Nasıl buldunuz? Haksız mıyım?
Gazeteciliğe yeni başladığım aylarda elime bir BBC kılavuzu geçmişti. Kim vermişti, şimdi tam hatırlayamıyorum, 44 yıl oldu. Muhtemelen ikisi de artık rahmetli olan Ünsal Oskay ya da Ahmet Taner Kışlalı’dan biri olmalı. Belki Hıncal Uluç’tur.
Bu kılavuz, bir gazetecinin nasıl soru sorması gerektiğini anlatıyordu.

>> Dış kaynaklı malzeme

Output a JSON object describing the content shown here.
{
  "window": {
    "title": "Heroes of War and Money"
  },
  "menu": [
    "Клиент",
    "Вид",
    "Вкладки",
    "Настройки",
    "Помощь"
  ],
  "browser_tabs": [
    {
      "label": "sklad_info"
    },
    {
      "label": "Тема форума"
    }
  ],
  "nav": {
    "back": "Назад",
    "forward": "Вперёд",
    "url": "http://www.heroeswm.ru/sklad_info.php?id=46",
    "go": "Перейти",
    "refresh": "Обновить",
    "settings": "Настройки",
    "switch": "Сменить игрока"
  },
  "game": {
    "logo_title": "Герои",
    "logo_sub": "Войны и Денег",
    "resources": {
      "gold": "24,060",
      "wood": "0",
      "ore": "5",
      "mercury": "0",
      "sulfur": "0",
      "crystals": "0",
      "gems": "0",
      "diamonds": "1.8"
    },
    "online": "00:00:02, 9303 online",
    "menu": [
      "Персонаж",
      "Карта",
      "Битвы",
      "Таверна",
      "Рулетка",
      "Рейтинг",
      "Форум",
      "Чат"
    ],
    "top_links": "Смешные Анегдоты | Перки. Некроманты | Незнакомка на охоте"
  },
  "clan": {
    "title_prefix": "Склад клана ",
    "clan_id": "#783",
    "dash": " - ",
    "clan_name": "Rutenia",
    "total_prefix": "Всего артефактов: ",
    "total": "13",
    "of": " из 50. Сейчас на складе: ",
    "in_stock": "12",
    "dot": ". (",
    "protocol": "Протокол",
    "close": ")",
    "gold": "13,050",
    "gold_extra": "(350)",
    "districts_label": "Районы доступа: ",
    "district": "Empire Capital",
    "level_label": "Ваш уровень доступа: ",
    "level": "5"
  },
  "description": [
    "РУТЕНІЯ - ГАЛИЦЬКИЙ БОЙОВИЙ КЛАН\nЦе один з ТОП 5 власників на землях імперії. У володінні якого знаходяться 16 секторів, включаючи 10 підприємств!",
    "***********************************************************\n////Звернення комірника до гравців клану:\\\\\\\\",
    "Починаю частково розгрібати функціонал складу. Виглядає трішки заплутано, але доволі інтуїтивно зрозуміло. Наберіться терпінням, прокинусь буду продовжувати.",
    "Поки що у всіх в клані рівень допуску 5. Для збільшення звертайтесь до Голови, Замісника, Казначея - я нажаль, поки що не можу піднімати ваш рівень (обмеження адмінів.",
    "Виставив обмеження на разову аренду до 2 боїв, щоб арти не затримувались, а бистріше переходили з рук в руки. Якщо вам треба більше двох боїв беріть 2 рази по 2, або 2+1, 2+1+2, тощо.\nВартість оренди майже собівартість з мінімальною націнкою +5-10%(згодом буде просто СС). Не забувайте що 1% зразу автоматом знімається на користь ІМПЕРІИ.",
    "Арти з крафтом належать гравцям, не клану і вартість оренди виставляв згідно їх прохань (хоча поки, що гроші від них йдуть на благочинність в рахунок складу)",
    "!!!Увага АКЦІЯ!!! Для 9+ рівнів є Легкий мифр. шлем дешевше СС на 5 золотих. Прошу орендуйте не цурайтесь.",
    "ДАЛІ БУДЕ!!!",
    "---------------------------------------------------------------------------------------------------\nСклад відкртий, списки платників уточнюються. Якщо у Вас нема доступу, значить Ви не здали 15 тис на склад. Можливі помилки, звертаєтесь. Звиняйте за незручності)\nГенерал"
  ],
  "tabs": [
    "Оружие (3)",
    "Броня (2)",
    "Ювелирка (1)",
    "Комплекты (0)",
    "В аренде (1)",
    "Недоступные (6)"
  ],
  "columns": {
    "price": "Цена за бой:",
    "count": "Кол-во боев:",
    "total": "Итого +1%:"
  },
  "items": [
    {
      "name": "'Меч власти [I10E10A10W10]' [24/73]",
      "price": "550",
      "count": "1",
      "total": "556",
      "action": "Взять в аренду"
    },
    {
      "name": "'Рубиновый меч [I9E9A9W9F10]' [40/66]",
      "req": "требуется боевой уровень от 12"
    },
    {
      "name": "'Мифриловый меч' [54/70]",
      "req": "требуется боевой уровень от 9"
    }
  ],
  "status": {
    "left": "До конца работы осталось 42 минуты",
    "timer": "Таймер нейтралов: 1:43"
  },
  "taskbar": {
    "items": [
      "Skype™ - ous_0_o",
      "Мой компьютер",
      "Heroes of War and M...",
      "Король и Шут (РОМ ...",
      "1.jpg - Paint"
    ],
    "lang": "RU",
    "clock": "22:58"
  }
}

Konuştuğun insanla aranda nasıl bir mesafe olacak, soru niye yorumsuz olmalı, cevaptan soru nasıl çıkartılır gibi birçok teknik bilgi veren İngilizce bir kitapçıktı bu.
Galiba TRT Haber Merkezi de bunun gibi bir kitapçığı çevirtip, kendi muhabirlerine dağıtmıştı o yıllarda.
İşte Işıl Açıkkar Hanım'ın sorusu, bu kitaptaki her kuralın ihlalinin tipik bir örneği.
Gazetecilik okullarında bu soru “soru nasıl sorulmamalıdır” dersinde örnek olay olarak gösterilebilir.
Soru sorduğu insandan “beni mazur görün” diye özür bile diliyor, anlayın artık gerisini.
Ve bu soruya AKP Genel Başkanı ve Cumhurbaşkanı Recep Tayyip Erdoğan’ın yanıtı şu:
“Bunu bana niye sorduğunuzu anlamakta zorlandım.” Sonra da her zamanki Erdoğan, veriyor, veriştiriyor.
Oysa muhabirin hiçbir suçu yok.
Çünkü kampanya başlarkenki hava buydu: Kucaklayıcı olalım, gönüllere girelim vs.
Şimdiki hava ise tam tersi: Seçilse bile görev yapamaz , Valime it dedi, vs.
Spikerin suçu bu dönüşümü takip edememiş olması.
Yapılmamış sayılan seçimde bütün kötülüklerin kaynağı Apo ve PKK idi, muhalefet bunların borusunu çalıyordu, onun için memleketin geleceği tehlikedeydi.
Şimdiki seçimde bakıyoruz Apo’ya “özel temsilci” gönderip, HDP seçmenini tavlamaya çalışıyorlar.
Kafa karışıklığı, politikasızlıktan kaynaklanıyor aslında.
Ve bunun sorumlusu da bizzat Erdoğan’ın kendisi.
Başkanlık sistemi sevdası yüzünden partisini MHP’nin ağzına bakar hale getirdi ama bu tablo tabanda istediği sonucu da yaratmıyor.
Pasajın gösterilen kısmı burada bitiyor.